Taking place as the famed Willy Wonka (Timothée Chalamet) arrives in a bustling town that is known for its chocolatiers, he tries to stand out relying on his magical abilities, exotic ingredients, and the help of a young girl named Noodle (Calah Lane) who is caught alongside him and a handful of others in indentured servitude to Mrs. Scrubbit (Olivia Coleman) due to “not reading the fine print” on a one-night stay in her home. If that were not all enough, he deals with a corrupt chief of police (Keegan-Michael Key), and three rivals in Slugworth (Paterson Joseph), Prodose (Matt Lucas), and Fickelgruber (Mathew Baynton, all who want to see him fail. And then there is this mysterious orange man who has an agenda of its own when it comes to the man who would become the greatest candy maker of all time…
The original source material and its sequel were two of the books that shaped my childhood, and after the remake I would like to pretend was just a fever dream I had I was a bit apprehensive going into this one. As of late, I have done my best to avoid trailers, featurettes, and the like in general in order to go into a film as cold as possible, and in this case I am glad I did. Director and co-writer Paul King (who was responsible for both of the amazing Paddington films) really understands his target audience on both sides of the spectrum with a story that is rich in character and music that didn’t seem forced alongside visuals that show a contrast in the darker colors of the city itself and its hustle-and-bustle that is everyday life while everything Wonka creates and surrounds himself with transitioning into bright and vibrant color, representing his perseverance in chasing his dreams while wanting to be an inspiration to those around him. All of this getting done in under two hours was also refreshing for me; there is little if not no fat that could be trimmed here in a story that moves along nicely.

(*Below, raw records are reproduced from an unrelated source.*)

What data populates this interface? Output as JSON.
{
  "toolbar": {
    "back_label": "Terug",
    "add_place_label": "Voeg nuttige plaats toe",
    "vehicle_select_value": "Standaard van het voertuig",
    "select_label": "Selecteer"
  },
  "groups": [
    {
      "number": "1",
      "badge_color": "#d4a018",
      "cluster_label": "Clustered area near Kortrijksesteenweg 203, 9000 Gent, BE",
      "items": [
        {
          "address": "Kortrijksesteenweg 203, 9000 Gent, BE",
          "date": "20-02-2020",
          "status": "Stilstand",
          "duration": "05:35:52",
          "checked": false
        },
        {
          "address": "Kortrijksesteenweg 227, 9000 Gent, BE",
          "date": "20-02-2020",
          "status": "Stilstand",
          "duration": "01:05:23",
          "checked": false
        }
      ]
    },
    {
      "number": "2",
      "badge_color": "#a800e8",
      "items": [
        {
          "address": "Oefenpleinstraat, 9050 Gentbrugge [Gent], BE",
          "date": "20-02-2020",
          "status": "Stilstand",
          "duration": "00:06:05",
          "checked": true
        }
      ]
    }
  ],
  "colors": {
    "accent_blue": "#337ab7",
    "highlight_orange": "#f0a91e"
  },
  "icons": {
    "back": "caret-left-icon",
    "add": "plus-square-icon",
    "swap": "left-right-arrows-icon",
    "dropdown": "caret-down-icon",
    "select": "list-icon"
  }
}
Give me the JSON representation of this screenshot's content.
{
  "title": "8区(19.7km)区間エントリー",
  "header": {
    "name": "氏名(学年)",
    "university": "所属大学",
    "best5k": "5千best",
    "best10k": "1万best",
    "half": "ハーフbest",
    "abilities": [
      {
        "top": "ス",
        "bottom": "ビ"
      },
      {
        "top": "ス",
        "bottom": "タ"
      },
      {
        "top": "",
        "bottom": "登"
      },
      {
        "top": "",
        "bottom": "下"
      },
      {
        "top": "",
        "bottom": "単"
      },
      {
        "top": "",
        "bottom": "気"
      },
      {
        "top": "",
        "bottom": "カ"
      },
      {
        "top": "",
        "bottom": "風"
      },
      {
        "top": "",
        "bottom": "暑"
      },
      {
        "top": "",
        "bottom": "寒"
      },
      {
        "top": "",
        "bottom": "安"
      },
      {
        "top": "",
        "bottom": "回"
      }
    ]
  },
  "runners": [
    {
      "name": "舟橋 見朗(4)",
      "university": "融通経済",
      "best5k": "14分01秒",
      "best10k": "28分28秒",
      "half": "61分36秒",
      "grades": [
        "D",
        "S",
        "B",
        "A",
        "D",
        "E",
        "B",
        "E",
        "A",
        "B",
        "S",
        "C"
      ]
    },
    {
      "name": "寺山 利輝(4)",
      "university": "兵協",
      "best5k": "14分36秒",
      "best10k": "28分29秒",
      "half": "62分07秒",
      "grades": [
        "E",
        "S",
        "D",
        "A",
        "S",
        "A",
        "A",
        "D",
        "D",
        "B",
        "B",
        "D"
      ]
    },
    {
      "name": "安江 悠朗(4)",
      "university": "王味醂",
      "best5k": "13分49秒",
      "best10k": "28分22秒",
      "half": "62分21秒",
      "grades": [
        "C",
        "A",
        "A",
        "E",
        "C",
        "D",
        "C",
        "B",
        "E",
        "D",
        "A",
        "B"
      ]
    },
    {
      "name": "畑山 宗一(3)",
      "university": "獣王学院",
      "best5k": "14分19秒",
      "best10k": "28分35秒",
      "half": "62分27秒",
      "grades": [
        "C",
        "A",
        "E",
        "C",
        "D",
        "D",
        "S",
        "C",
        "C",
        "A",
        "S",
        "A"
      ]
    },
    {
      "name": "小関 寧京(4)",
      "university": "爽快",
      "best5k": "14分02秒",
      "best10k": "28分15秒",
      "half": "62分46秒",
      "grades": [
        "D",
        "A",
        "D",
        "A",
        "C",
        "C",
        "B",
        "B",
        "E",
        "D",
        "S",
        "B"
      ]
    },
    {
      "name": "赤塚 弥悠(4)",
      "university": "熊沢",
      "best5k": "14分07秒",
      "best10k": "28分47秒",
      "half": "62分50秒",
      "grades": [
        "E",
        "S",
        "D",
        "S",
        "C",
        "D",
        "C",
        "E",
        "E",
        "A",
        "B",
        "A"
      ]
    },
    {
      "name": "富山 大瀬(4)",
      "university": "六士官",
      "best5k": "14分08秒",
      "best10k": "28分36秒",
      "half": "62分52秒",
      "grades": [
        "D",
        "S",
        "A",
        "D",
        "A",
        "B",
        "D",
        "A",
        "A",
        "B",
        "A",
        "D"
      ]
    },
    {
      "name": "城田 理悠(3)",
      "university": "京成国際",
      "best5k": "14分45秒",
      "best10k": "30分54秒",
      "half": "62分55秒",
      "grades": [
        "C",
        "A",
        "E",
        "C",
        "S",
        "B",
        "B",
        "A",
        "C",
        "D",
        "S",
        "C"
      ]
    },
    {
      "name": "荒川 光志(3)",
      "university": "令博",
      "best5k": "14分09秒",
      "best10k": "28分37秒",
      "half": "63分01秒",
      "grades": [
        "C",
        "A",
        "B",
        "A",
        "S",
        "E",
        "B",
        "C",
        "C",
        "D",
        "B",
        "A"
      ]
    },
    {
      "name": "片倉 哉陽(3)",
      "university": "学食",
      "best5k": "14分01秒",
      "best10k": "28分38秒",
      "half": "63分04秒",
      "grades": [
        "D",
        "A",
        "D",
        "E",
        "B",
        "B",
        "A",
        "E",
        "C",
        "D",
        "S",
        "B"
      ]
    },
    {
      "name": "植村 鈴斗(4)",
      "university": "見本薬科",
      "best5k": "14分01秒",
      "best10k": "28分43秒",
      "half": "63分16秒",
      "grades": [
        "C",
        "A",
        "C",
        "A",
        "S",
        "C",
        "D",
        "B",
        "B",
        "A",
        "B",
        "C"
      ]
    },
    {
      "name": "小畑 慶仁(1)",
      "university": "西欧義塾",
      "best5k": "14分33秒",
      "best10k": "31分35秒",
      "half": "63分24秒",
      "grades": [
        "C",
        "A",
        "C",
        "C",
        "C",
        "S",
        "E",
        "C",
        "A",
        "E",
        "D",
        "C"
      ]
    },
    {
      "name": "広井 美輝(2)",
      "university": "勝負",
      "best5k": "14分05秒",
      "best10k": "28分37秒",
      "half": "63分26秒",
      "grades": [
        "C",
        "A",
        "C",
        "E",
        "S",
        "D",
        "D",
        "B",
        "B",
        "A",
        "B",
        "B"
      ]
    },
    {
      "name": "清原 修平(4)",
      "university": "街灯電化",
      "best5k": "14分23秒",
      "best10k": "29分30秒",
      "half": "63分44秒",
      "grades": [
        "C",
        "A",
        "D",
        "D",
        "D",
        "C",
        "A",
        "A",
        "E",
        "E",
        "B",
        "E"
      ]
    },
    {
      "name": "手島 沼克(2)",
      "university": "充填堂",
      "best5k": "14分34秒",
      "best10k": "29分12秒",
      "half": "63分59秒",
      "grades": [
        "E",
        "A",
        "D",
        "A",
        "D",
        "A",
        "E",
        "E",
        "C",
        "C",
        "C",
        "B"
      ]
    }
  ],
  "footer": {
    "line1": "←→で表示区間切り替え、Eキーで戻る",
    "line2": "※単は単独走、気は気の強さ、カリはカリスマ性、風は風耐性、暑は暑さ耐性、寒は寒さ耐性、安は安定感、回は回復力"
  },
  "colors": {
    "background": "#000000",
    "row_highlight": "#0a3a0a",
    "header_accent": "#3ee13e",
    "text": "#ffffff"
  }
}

Chalamet really embraces the Gene Wilder version of the title character without leaning to much into it to the point of impersonation. There is a hint of what Wonka will become to his performance that also he makes his own as a young man that may still have a bit of naivete to him that gets him into the predicament that serves as the catalyst to help him fulfill his destiny. The supporting cast is outstanding here as well joined by Rowan Atkinson as a priest who may not be everything he is supposed to be and the grouping of Jim Carter, Rakhee Thakrar, Natasha Rothwell, and Rich Fulcher as his fellow workers who find a way to hatch a plan that just may free all of them from the basement they are trapped in. Oh yeah, and there is Hugh Grant as that peculiar guy following Wonka across the world for reasons that are not quite noble.
Wonka is one of those films that just seems to fit in the holiday season that had me smiling ear-to-ear throughout. I kind of feel like I could watch the Gene Wilder film right after this and see a very nice connection from one to the other, and that is a very good thing. I’m gonna keep that fever dream thing intact, though.